Here again the answers need no tabulation or extensive comment. Their greatest value lies in forcing upon beginners a general knowledge of the real nature of fiction. To a majority of them it is merely a game played by somebody's rules, a pastime with no rules at all, a chance of making money, an opportunity to pour out on the world a rather uncomfortable and obstreperous something inside them, a serious business of imitation, all these and more, but never a thing eternally based on the fundamentals of human nature.
Formal rules concerning it can mean nothing except as those rules are justified by fiction's human-nature fundamentals. And the beginner, buried under thousands of rules made by all kinds of people, most of them unequipped for the making of rules, has no way of telling an unsound rule from one worth observing unless he can test it by some fundamental principle that is adequate and satisfying to his intelligence. Nor, having found an equipment of rules to meet his needs, can he reconcile or even understand seeming conflicts among them, or make fully intelligent use of any one of them, when it comes to their practical application in the thousands of varying cases that will arise in his work.
No rule or collection of rules can cover the infinite number of those cases with fineness and nicety, or even cover them at all, unless back of those rules there is an understanding of the fundamental principles upon which those rules are based. If the writer is to stand and march upon his feet, he can not lean his weight upon crutches handed him by others. It is not possible to make all the crutches he will need. He must learn to do his own walking and he must himself know his direction and his path.
QUESTION XI
Do you prefer writing in the first person or the third? Why?

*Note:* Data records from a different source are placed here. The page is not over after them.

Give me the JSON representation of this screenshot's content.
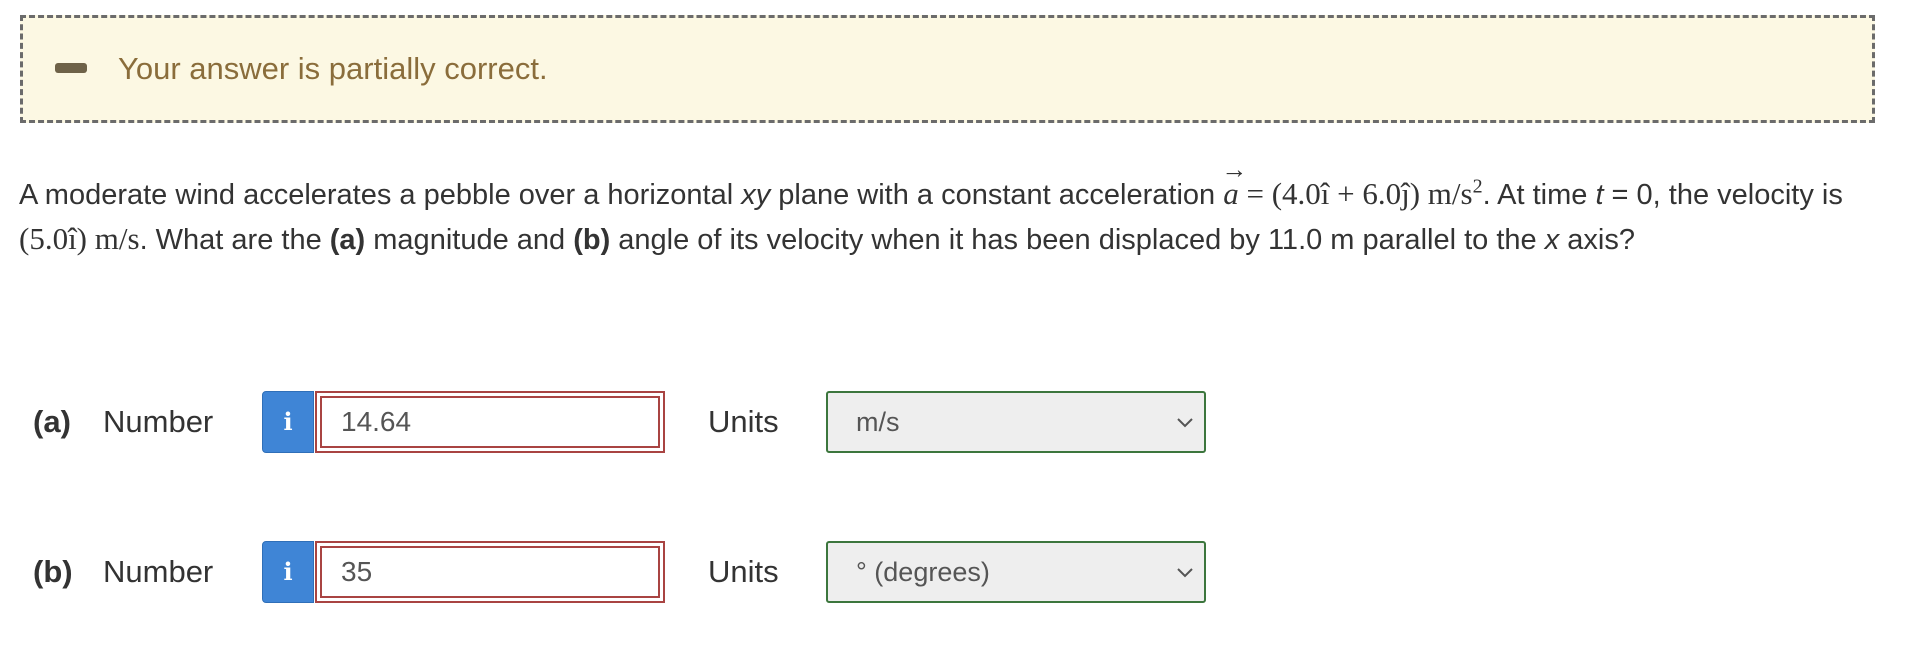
{
  "feedback": {
    "icon": "minus-icon",
    "message": "Your answer is partially correct.",
    "colors": {
      "background": "#fcf8e3",
      "text": "#8a6d3b",
      "border": "#6b6b6b"
    }
  },
  "question": {
    "t1": "A moderate wind accelerates a pebble over a horizontal ",
    "xy": "xy",
    "t2": " plane with a constant acceleration ",
    "a_vec": "a",
    "eq_accel": " = (4.0î + 6.0ĵ) m/s",
    "exp2": "2",
    "t3": ". At time ",
    "t_var": "t",
    "t4": " = 0, the velocity is ",
    "vel": "(5.0î) m/s",
    "t5": ". What are the ",
    "pa": "(a)",
    "t6": " magnitude and ",
    "pb": "(b)",
    "t7": " angle of its velocity when it has been displaced by 11.0 m parallel to the ",
    "x_var": "x",
    "t8": " axis?"
  },
  "answers": [
    {
      "part": "(a)",
      "number_label": "Number",
      "info_icon": "info-icon",
      "value": "14.64",
      "units_label": "Units",
      "unit": "m/s",
      "status": "incorrect"
    },
    {
      "part": "(b)",
      "number_label": "Number",
      "info_icon": "info-icon",
      "value": "35",
      "units_label": "Units",
      "unit": "° (degrees)",
      "status": "incorrect"
    }
  ],
  "colors": {
    "info_button": "#3f85d6",
    "incorrect_border": "#a94442",
    "unit_border": "#3c763d"
  }
}
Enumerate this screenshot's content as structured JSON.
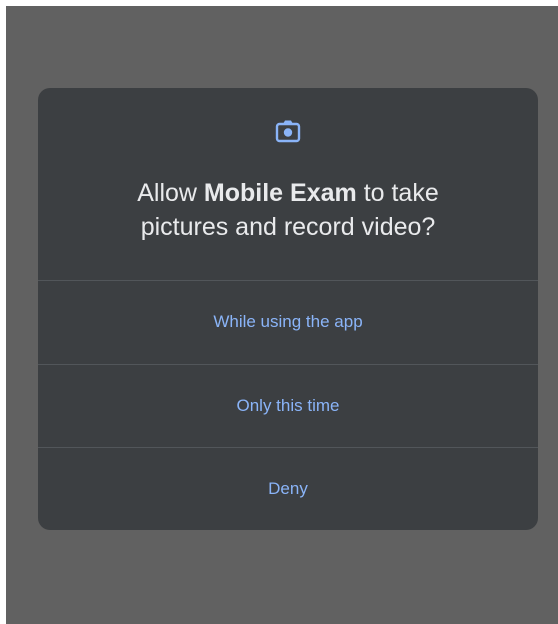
{
  "dialog": {
    "icon": "camera-icon",
    "title_prefix": "Allow ",
    "app_name": "Mobile Exam",
    "title_line1_suffix": " to take",
    "title_line2": "pictures and record video?",
    "options": [
      {
        "label": "While using the app"
      },
      {
        "label": "Only this time"
      },
      {
        "label": "Deny"
      }
    ]
  },
  "colors": {
    "scrim": "#616161",
    "dialog_bg": "#3c3f42",
    "accent": "#8ab4f8",
    "title_text": "#e9eaec",
    "divider": "#52565a"
  }
}
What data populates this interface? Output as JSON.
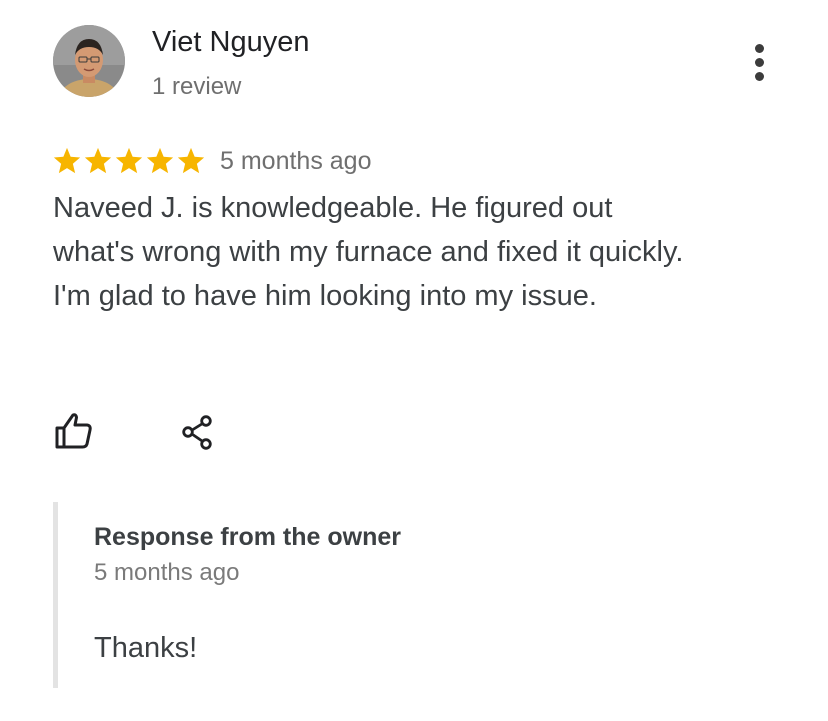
{
  "reviewer": {
    "name": "Viet Nguyen",
    "review_count": "1 review"
  },
  "review": {
    "rating": 5,
    "rating_max": 5,
    "date": "5 months ago",
    "text": "Naveed J. is knowledgeable. He figured out what's wrong with my furnace and fixed it quickly. I'm glad to have him looking into my issue."
  },
  "owner_response": {
    "title": "Response from the owner",
    "date": "5 months ago",
    "text": "Thanks!"
  },
  "colors": {
    "star": "#f7b500",
    "text_primary": "#202124",
    "text_secondary": "#6f6f6f",
    "response_border": "#e3e3e3"
  },
  "icons": {
    "more": "more-vert-icon",
    "like": "thumb-up-icon",
    "share": "share-icon"
  }
}
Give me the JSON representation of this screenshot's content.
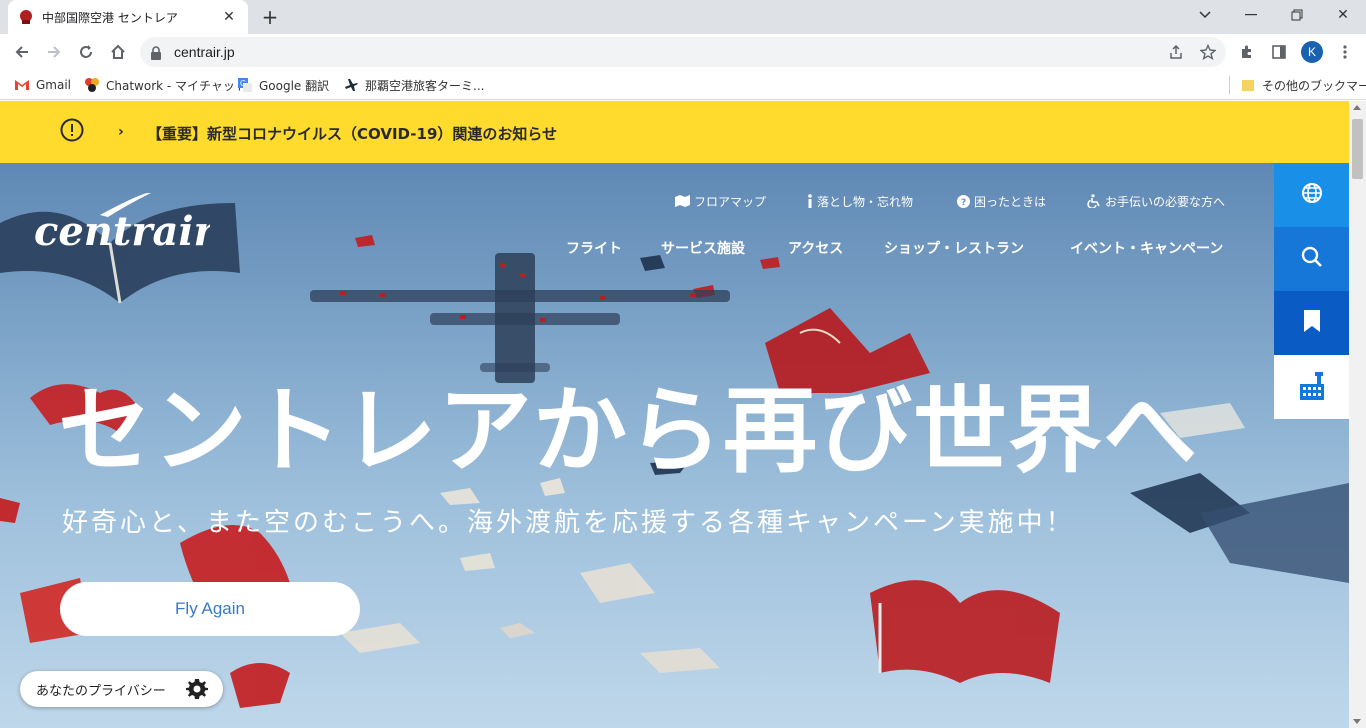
{
  "browser": {
    "tab_title": "中部国際空港 セントレア",
    "url": "centrair.jp",
    "profile_initial": "K"
  },
  "bookmarks": {
    "items": [
      {
        "label": "Gmail"
      },
      {
        "label": "Chatwork - マイチャット"
      },
      {
        "label": "Google 翻訳"
      },
      {
        "label": "那覇空港旅客ターミ..."
      }
    ],
    "other_label": "その他のブックマーク"
  },
  "notice": {
    "text": "【重要】新型コロナウイルス（COVID-19）関連のお知らせ"
  },
  "header": {
    "logo_text": "centrair",
    "utility_links": [
      {
        "label": "フロアマップ"
      },
      {
        "label": "落とし物・忘れ物"
      },
      {
        "label": "困ったときは"
      },
      {
        "label": "お手伝いの必要な方へ"
      }
    ],
    "main_nav": [
      {
        "label": "フライト"
      },
      {
        "label": "サービス施設"
      },
      {
        "label": "アクセス"
      },
      {
        "label": "ショップ・レストラン"
      },
      {
        "label": "イベント・キャンペーン"
      }
    ]
  },
  "hero": {
    "headline": "セントレアから再び世界へ",
    "subline": "好奇心と、また空のむこうへ。海外渡航を応援する各種キャンペーン実施中！",
    "cta_label": "Fly Again"
  },
  "privacy": {
    "label": "あなたのプライバシー"
  },
  "colors": {
    "notice_bg": "#fedb2c",
    "side_globe": "#1a8fe8",
    "side_search": "#1677d9",
    "side_bookmark": "#0a5bc4",
    "cta_text": "#3a79c8"
  }
}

Though this matter is of far less importance than those thus far considered, it serves to settle a question that has been much discussed, probably even more by readers than by authors. That is, it settles the question in the only way it should or can be settled—by showing that there can be no definite answer. Not only must each writer decide according to his own individual case, but, unless his natural bent and ability lie very strongly in one direction or the other, he must—or at least should—make a separate decision as to each story he undertakes.
On various phases touched upon in even this simple matter there is flat contradiction of opinion. This wholesome difference again brings out the point that generalities, particularly when shaped into general rules, are not likely to be safe guidance.
The everlasting value to beginners in the writing game is that they themselves and their material, not definite, unyielding rules laid down by any writer or by anybody else, should be the deciding factors in their work of conveying to the reader what they have to say.